De acordo com o Barómetro das Crises, do pólo de Lisboa do Centro de Estudos Sociais (CES) da Universidade de Coimbra, as empresas e famílias que mais recorreram à moratória do crédito correspondem aos segmentos mais afectados pela pandemia, designadamente empresas e trabalhadores do sector do alojamento e restauração.

“A recuperação da sua situação financeira dependerá da recuperação da actividade económica destes sectores, o que torna a economia de novo dependente de um sector com reduzido valor acrescentado assente em trabalho precário e salários baixos. Assim, as políticas de apoio aos sectores mais afectados deverão ser acompanhadas por políticas de estímulo aos sectores com maior efeito de arrastamento económico”, defende o documento.

A análise feita pelos investigadores Catarina Frade, Ana Cordeiro Santos, Nuno Teles salienta que os empréstimos concedidos pelas instituições bancárias a famílias concentram-se nos empréstimos à habitação, que constituem cerca de 80% do total dos empréstimos concedidos.

Mas a distribuição dos empréstimos por finalidade do crédito não se espelha de modo proporcional na composição dos empréstimos vencidos.

Em Março de 2021 os empréstimos à habitação representavam cerca de 27% do total dos empréstimos vencidos, enquanto os empréstimos ao consumo e outros fins relacionavam-se com cerca de 73% destes empréstimos.

“Ao suspender o pagamento das prestações bancárias, a moratória de crédito teve o propósito de suavizar as necessidades de liquidez e reduzir o risco de incumprimento das empresas e famílias. No caso dos sectores mais afectados pela pandemia, a moratória do crédito permitiu aliviar um pouco mais a pressão ao estender as maturidades por 12 meses, dilatando o pagamento das prestações bancárias por mais um ano.

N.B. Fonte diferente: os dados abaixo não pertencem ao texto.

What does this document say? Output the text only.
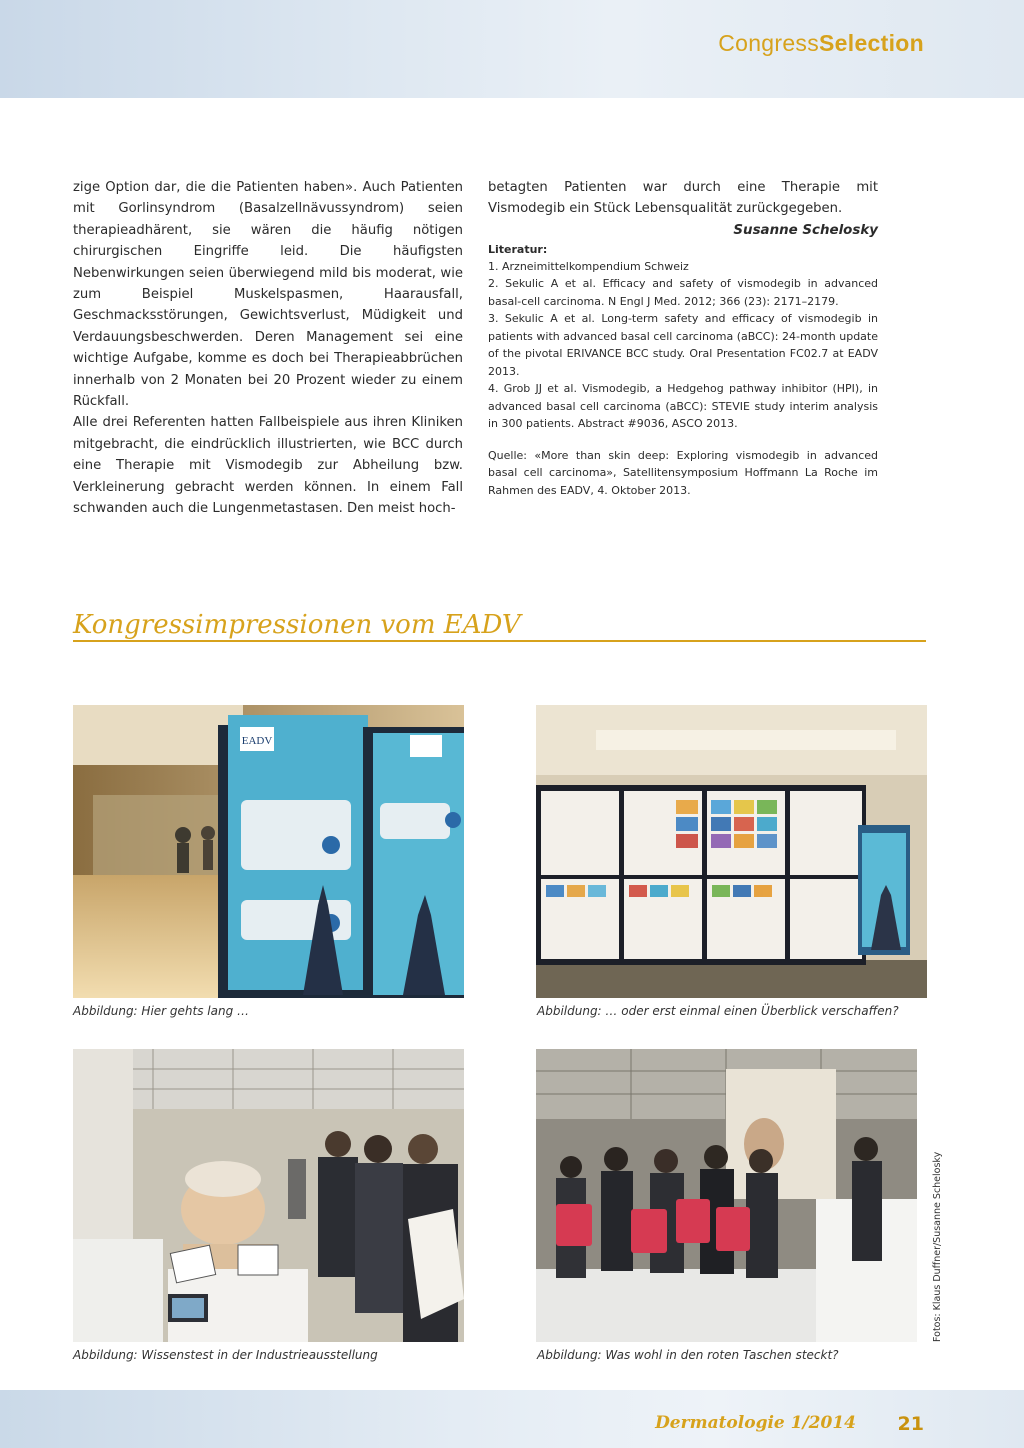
CongressSelection

zige Option dar, die die Patienten haben». Auch Patienten mit Gorlinsyndrom (Basalzellnävussyndrom) seien therapieadhärent, sie wären die häufig nötigen chirurgischen Eingriffe leid. Die häufigsten Nebenwirkungen seien überwiegend mild bis moderat, wie zum Beispiel Muskelspasmen, Haarausfall, Geschmacksstörungen, Gewichtsverlust, Müdigkeit und Verdauungsbeschwerden. Deren Management sei eine wichtige Aufgabe, komme es doch bei Therapieabbrüchen innerhalb von 2 Monaten bei 20 Prozent wieder zu einem Rückfall.

Alle drei Referenten hatten Fallbeispiele aus ihren Kliniken mitgebracht, die eindrücklich illustrierten, wie BCC durch eine Therapie mit Vismodegib zur Abheilung bzw. Verkleinerung gebracht werden können. In einem Fall schwanden auch die Lungenmetastasen. Den meist hoch-

betagten Patienten war durch eine Therapie mit Vismodegib ein Stück Lebensqualität zurückgegeben.

Susanne Schelosky

Literatur:

1. Arzneimittelkompendium Schweiz

2. Sekulic A et al. Efficacy and safety of vismodegib in advanced basal-cell carcinoma. N Engl J Med. 2012; 366 (23): 2171–2179.

3. Sekulic A et al. Long-term safety and efficacy of vismodegib in patients with advanced basal cell carcinoma (aBCC): 24-month update of the pivotal ERIVANCE BCC study. Oral Presentation FC02.7 at EADV 2013.

4. Grob JJ et al. Vismodegib, a Hedgehog pathway inhibitor (HPI), in advanced basal cell carcinoma (aBCC): STEVIE study interim analysis in 300 patients. Abstract #9036, ASCO 2013.

Quelle: «More than skin deep: Exploring vismodegib in advanced basal cell carcinoma», Satellitensymposium Hoffmann La Roche im Rahmen des EADV, 4. Oktober 2013.

Kongressimpressionen vom EADV
EADV
Abbildung: Hier gehts lang …	Abbildung: … oder erst einmal einen Überblick verschaffen?
Abbildung: Wissenstest in der Industrieausstellung	Abbildung: Was wohl in den roten Taschen steckt?
Fotos: Klaus Duffner/Susanne Schelosky
Dermatologie 1/2014 21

No entanto, no actual contexto de crise, a moratória de crédito não faz mais que adiar o pagamento de uma dívida que se avoluma”, alerta o Barómetro.

O documento cita uma estimativa da Organização para a Cooperação e o Desenvolvimento Económico (OCDE), que prevê que Portugal será um dos países que mais vai demorar a recuperar da crise pandémica.

“Segundo esta organização, serão precisos dois anos e três trimestres para que o PIB [Produto Interno Bruto] “per capita” português atinja o valor de 2019. (...) Perante uma recuperação económica lenta, a solvabilidade de empresas e famílias está em risco”, adverte.

Tendo em conta a importância das moratórias em Portugal, bem como a cessação de outras medidas no mesmo prazo, o Barómetro afirma que “o levantamento da moratória de crédito a partir de Outubro próximo poderá ser precoce” e levar “ao aumento abrupto das insolvências e do desemprego que se queria evitar, comprometendo a retoma económica”.

“Sendo ainda cedo para aferir a magnitude do impacto do fim das moratórias, é previsível que o volume dos empréstimos vencidos das empresas e famílias venha a aumentar após Setembro de 2021, afectando o sistema financeiro nacional. Este impacto está já a ser antecipado pela generalidade dos bancos nacionais, admitindo que o principal risco com que se deparam no curto prazo é precisamente o enfrentamento de perdas com o fim das moratórias”, refere a análise.

O Barómetros das Crises considera ainda que a evolução da situação financeira das empresas, famílias e bancos dependerá da eficácia das políticas públicas de estímulo à actividade económica e de apoio aos sectores mais frágeis e às famílias.

A moratória de crédito é uma medida excepcional de apoio a empresas e famílias que teve o propósito de mitigar os impactos económicos e financeiros da contracção da actividade económica decorrente da pandemia.

No final de Abril de 2021, o montante total de empréstimos abrangidos por moratória era de cerca de 38 mil milhões de euros, correspondendo a cerca de 31% do montante total dos empréstimos bancários, com os empréstimos a empresas a representarem cerca de 61% e a famílias 39% do total destes empréstimos.